It has been a pleasure working on “open data” at the World Bank the past four years. Open data brought together many of my professional and personal interests including data, technology, transparency, citizen engagement, social good, and innovation. In fact, despite experiencing both boundless potential and disappointing limitations, I am even more passionate about both “open” and “data” today as I was in 2011. Despite my bullish feelings, there are some lessons that I’ve learned along the way and ideas that I feel the industry and its diverse set of stakeholders must embrace in order to make good on the lofty (but still reachable!) promises of the “open” movement. Clear eyes are a great complement to a full heart. So here they are.

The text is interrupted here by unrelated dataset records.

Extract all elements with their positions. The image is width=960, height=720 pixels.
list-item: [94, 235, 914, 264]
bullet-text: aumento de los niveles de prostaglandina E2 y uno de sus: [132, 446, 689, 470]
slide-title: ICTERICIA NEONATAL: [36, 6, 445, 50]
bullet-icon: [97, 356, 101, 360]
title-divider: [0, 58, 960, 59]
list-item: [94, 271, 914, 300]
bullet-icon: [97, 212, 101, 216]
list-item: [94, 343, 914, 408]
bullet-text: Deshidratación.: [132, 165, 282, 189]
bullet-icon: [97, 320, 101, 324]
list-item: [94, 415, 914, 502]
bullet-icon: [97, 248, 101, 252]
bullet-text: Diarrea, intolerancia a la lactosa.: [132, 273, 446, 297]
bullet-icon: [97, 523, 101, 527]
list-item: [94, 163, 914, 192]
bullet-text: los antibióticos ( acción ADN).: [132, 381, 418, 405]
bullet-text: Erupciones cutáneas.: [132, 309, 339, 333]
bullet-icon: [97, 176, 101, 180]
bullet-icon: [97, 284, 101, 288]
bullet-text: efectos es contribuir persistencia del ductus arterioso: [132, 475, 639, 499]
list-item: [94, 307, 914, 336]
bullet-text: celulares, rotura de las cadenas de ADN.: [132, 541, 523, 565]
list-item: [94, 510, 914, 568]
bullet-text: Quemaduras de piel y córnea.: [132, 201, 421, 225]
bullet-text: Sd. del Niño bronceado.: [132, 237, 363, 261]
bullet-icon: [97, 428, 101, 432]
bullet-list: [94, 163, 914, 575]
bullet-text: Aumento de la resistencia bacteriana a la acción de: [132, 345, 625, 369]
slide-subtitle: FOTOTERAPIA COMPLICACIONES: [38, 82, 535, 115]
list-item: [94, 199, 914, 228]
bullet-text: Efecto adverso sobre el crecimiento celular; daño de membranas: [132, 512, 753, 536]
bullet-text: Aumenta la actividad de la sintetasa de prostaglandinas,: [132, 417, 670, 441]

Go Deep & Wide (but in that order)
Like most concepts that heavily rely on digital technology and dissemination, the opportunity to scale broadly from inception is extremely enticing. Understandably, this allure is hard to ignore for the most ambitious among us. I also understand that choosing just one approach represents a false choice. It is of course optimal and possible to select both. I am just advocating here for a bit more initial focus on operationally-relevant “deep” activities versus a more symbolic “wide” opportunity. This could mean applying open data principles to a specific project rather than an entire global portfolio of activities. Deep could also mean going as local and granular as possible. This approach forces you to think about specific pain-points and address problems that open data can help resolve versus just selling broad long-term goals.
If you show success by demonstrating meaningful results in a deeper scenario, ideas and concepts will also scale naturally. It is just not advisable to start building a house from the roof-down. Can it be done? Yes, because nothing is impossible. Do you really want to do that though? If so, do you really have the time and resources?

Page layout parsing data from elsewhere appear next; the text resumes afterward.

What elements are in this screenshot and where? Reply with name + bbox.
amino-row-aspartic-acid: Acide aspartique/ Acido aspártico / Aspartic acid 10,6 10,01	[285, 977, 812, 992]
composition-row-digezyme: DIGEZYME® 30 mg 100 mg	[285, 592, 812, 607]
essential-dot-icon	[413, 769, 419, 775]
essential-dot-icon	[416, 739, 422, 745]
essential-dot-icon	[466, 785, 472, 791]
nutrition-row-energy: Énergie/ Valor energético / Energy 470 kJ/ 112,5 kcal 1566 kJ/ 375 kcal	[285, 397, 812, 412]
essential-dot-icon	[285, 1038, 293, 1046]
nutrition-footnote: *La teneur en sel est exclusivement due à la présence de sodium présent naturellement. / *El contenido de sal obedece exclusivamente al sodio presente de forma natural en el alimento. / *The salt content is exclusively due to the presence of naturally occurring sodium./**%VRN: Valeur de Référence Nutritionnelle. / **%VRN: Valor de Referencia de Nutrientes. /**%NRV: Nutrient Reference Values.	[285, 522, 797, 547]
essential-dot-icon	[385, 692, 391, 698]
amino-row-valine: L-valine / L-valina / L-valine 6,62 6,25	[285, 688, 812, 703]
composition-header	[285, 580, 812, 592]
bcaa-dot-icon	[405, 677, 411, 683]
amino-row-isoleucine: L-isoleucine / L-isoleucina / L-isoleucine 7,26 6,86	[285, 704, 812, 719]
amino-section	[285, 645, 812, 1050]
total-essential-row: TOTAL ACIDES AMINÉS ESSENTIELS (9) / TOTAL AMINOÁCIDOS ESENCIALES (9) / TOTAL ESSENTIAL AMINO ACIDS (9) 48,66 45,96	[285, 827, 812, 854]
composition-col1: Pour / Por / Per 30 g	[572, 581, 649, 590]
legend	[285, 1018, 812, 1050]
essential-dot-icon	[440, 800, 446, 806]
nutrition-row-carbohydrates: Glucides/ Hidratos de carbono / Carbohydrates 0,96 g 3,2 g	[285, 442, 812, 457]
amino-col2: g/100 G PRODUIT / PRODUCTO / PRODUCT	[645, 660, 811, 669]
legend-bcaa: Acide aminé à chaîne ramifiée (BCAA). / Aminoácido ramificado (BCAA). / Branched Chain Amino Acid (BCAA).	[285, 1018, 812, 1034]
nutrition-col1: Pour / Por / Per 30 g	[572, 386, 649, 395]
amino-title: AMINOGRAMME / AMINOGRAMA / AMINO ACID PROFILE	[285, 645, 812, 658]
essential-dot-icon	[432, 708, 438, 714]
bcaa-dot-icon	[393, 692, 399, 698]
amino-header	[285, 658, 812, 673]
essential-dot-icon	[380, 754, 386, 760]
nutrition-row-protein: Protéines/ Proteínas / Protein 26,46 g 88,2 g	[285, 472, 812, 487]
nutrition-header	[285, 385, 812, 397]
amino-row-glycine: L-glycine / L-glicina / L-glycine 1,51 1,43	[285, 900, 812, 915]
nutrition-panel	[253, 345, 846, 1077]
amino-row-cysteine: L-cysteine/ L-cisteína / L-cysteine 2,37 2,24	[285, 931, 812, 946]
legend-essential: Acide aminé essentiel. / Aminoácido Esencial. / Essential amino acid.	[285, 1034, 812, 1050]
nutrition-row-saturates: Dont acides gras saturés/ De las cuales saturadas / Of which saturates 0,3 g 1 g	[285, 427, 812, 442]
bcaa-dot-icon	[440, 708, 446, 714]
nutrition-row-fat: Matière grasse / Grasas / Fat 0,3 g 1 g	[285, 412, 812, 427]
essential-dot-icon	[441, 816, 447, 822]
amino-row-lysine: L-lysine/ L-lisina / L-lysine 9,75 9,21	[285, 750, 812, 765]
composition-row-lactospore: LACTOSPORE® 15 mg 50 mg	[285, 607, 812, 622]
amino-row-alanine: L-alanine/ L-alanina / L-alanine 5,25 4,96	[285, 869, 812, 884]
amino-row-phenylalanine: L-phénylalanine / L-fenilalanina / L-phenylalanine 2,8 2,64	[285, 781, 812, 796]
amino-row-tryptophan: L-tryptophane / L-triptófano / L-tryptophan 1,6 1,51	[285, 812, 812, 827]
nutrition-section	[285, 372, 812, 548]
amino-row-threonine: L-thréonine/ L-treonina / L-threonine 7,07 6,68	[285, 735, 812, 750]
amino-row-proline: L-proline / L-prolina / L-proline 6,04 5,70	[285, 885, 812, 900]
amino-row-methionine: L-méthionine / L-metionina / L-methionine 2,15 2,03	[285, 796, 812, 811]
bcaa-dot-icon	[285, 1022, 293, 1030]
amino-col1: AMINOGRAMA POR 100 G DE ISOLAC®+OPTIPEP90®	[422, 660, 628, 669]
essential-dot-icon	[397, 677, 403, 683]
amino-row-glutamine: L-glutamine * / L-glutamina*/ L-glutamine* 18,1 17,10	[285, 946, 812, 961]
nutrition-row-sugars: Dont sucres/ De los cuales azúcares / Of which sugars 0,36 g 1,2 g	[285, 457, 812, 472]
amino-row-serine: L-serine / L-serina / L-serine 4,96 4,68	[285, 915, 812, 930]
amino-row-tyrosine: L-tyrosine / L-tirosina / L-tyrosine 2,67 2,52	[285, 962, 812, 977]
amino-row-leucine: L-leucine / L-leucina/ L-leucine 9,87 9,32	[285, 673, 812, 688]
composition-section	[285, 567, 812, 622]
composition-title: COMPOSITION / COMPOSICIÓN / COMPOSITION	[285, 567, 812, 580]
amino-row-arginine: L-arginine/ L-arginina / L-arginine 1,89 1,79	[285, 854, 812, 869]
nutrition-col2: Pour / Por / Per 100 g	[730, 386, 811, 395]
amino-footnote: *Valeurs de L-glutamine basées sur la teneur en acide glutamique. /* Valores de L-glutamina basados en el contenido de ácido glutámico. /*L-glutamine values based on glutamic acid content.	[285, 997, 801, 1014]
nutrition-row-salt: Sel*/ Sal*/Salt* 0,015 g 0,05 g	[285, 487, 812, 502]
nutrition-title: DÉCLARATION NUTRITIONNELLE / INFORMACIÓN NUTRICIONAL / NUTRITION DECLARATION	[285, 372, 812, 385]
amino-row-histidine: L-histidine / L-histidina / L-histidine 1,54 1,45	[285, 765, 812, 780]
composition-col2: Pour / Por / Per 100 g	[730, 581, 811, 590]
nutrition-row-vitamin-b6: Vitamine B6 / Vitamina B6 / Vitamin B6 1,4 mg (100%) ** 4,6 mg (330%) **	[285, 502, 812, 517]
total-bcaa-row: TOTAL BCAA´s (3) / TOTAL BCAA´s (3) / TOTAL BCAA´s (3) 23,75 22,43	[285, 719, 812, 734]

Open Data + Open Process = Open Decision
Providing people raw data and information is great, but when coupled with decision-making criteria and the decisions themselves, it is an extremely powerful combination. As an example, I have long been impressed by the Millennium Challenge Corporation’s leadership in this area- see transparency around its Country Selection Process. The startup Buffer is also a great example of what real internal transparency looks like- see Open Salaries: Our Transparent Formula. I don’t think most organizations or people are ready for transparency like Buffer, but we could all certainly stand to apply a few more doses. Sharing data and knowledge is a great start. Sharing decision-making power is a revolutionary act.
Walking the Talk
Transparency’s power can only be fully captured if wielded as a double-edged sword. Understandably and naturally, the idea of opening someone else’s data is typically far more appealing than opening your own. Many transparency groups and civil society organizations that advocate for transparency balk at applying the same principles they are calling for; this seems like a flawed approach. Nothing strengthens a moral position quite like talking and walking the talk. Additionally, this also strengthens the advocate’s case by offering more personal insight into the specific pain points of transparency and solutions to alleviate them.
Data’s worth and value should stem from its utility and ultimately use. We simply cannot ignore the fact that globally, 3 in 5 people do not have access to the internet in 2014. While this number is rapidly rising thanks to mobile technology, we must be realistic about the nature and impact of internet-based interventions in light of our target audiences. In the current environment, open data should be nested alongside broader digital literacy and capacity building activities. While this applies primarily to the developing world, even in Europe and the United States roughly 1 in 4 adults are offline. That is a lot of people without direct access to all the civic and social goodness being offered. Not everyone will be a power user of your data and there are of course other intermediaries that can help deliver information, but inclusiveness should be an unwavering priority.
Clearly, this is not a simple problem. I often re-visit and struggle with Emily Badger’s piece How the Internet Reinforces Inequality in the Real World, and I believe addressing, accounting, and minimizing this dynamic has great significance and implications not just for open data but for our entire world.
In closing, most of all I have appreciated the way open data has brought together many diverse perspectives and backgrounds. It is a community and a family that I hold dear.
Information, data, and knowledge want to be free, and I am glad to have had a small part in this revolutionary act.